1. l’inconscient inférieur
2. l’inconscient moyen
3. l’inconscient supérieur ou supraconscient
4. le champ de conscience
5. le soi personnel ou « Je »
6. le Soi transpersonnel ou Soi supérieur
7. l’inconscient collectif

 

Les différents aspects de la conscience d’une personne constituent tout le spectre de l’expérience consciente potentielle. Ces différents niveaux sont dits « inconscients » simplement parce que le matériel qu’ils contiennent n’est pas dans le champ de conscience immédiat, mais les lignes pointillées du diagramme indiquent que le contenu de ces différents secteurs peut dépasser ces limites et entrer dans le champ de conscience dans certaines circonstances. Les sentiments, pensées, sensations, images, énergies et tous les autres contenus de la conscience peuvent passer d’un secteur à l’autre librement. Les lignes pointillées symbolisent aussi le fait que même lorsque du contenu inconscient reste inconscient, il va néanmoins causer des effets, parfois puissants, dans la vie consciente de la personne.

LE CHAMP DE CONSCIENCE ET L’INCONSCIENT MOYEN

Le « champ de conscience » est le cercle au centre du diagramme qui représente ce que nous pensons, sentons et percevons dans le moment présent. Ce champ de conscience est entouré par l’inconscient moyen, une zone qui contient ce qui nous permet de fonctionner dans notre vie quotidienne. L’inconscient moyen est en contact direct avec le champ de conscience et est formé d’éléments psychologiques similaires à ceux de la conscience éveillée. Il contient les capacités et notions qui peuvent être ramenées dans le champ de conscience rapidement.
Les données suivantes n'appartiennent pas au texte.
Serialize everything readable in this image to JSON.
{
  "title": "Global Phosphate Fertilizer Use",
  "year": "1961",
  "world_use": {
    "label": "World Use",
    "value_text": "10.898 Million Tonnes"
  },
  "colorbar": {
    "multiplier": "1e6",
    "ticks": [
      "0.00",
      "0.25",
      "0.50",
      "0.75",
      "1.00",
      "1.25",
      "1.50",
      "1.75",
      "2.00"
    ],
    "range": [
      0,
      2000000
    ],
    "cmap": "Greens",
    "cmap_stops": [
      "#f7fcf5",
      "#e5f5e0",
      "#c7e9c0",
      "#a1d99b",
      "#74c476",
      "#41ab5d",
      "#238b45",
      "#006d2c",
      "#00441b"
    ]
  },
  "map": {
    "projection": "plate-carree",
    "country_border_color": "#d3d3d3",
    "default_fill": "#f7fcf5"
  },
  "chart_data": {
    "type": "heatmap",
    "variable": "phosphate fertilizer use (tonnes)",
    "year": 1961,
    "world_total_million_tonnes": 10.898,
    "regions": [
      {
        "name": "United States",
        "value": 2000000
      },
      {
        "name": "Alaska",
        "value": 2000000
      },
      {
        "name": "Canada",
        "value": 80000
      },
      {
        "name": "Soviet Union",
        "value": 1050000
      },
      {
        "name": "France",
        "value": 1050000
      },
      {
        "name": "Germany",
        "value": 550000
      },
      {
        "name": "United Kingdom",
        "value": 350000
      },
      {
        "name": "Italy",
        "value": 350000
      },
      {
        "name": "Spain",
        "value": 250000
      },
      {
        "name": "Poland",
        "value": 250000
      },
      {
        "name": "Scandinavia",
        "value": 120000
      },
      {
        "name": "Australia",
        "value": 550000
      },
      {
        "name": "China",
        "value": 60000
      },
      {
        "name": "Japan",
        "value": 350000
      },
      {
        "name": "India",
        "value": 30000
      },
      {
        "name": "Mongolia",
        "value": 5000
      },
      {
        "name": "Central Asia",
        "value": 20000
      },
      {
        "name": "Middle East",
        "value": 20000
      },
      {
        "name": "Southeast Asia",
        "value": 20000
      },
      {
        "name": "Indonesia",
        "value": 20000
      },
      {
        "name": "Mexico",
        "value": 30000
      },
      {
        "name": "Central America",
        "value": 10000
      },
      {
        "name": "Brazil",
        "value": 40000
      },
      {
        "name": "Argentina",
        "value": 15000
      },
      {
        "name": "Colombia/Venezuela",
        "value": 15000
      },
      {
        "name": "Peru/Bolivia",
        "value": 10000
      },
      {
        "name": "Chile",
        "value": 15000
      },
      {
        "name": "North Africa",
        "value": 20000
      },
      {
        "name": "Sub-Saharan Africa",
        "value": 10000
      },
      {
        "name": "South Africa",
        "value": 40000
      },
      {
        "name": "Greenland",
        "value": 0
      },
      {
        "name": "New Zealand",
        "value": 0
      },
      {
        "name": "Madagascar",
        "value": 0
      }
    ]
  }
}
C’est ainsi que nous pouvons nous souvenir de ce que nous avons fait hier, d’un numéro de téléphone, où nous avons parqué la voiture, etc. C’est là aussi que les différentes expériences de nos vies sont assimilées. Nous apprenons à conduire ou à jouer du piano, les gestes sont conscients, puis après assimilation, nous pouvons les répéter automatiquement. Ce « savoir-faire » est contenu dans l’inconscient moyen.

L’INCONSCIENT INFÉRIEUR

Cette zone comprend les fonctions fondamentales qui maintiennent la vie du corps. C’est le centre de contrôle de la respiration, des battements du coeur, des instincts et de tous les processus automatiques qui régissent la vie du corps. L’inconscient inférieur contient également tous les désirs, les émotions et les traumatismes réprimés. C’est « l’inconscient » de Freud. Les blessures que nous développons dans un environnement hostile, certains aspects jugés dangereux ou trop désagréables pour être intégrés à notre fonctionnement quotidien y sont repoussés, au-delà de la conscience, au-delà de l’inconscient moyen et forment des zones qui sont non seulement inconscientes mais également réprimées. Et Assagioli nous dit que tout ce qui est réprimé revient à un moment ou à un autre, souvent sous une autre forme – déguisé – afin de réclamer son dû. Puisqu’un inconscient réprimé est par définition inaccessible à la conscience immédiate, sa présence doit être déduite du comportement ou du ressenti. Lorsque ce matériel réprimé est stimulé par un événement, nous pouvons par exemple réagir de manière apparemment irrationnelle, par la colère, des sentiments d’abandon ou de dépression, etc. L’inconscient inférieur ne contient pas simplement les expériences du passé réprimées, il existe dans le présent et affecte notre vie quotidienne.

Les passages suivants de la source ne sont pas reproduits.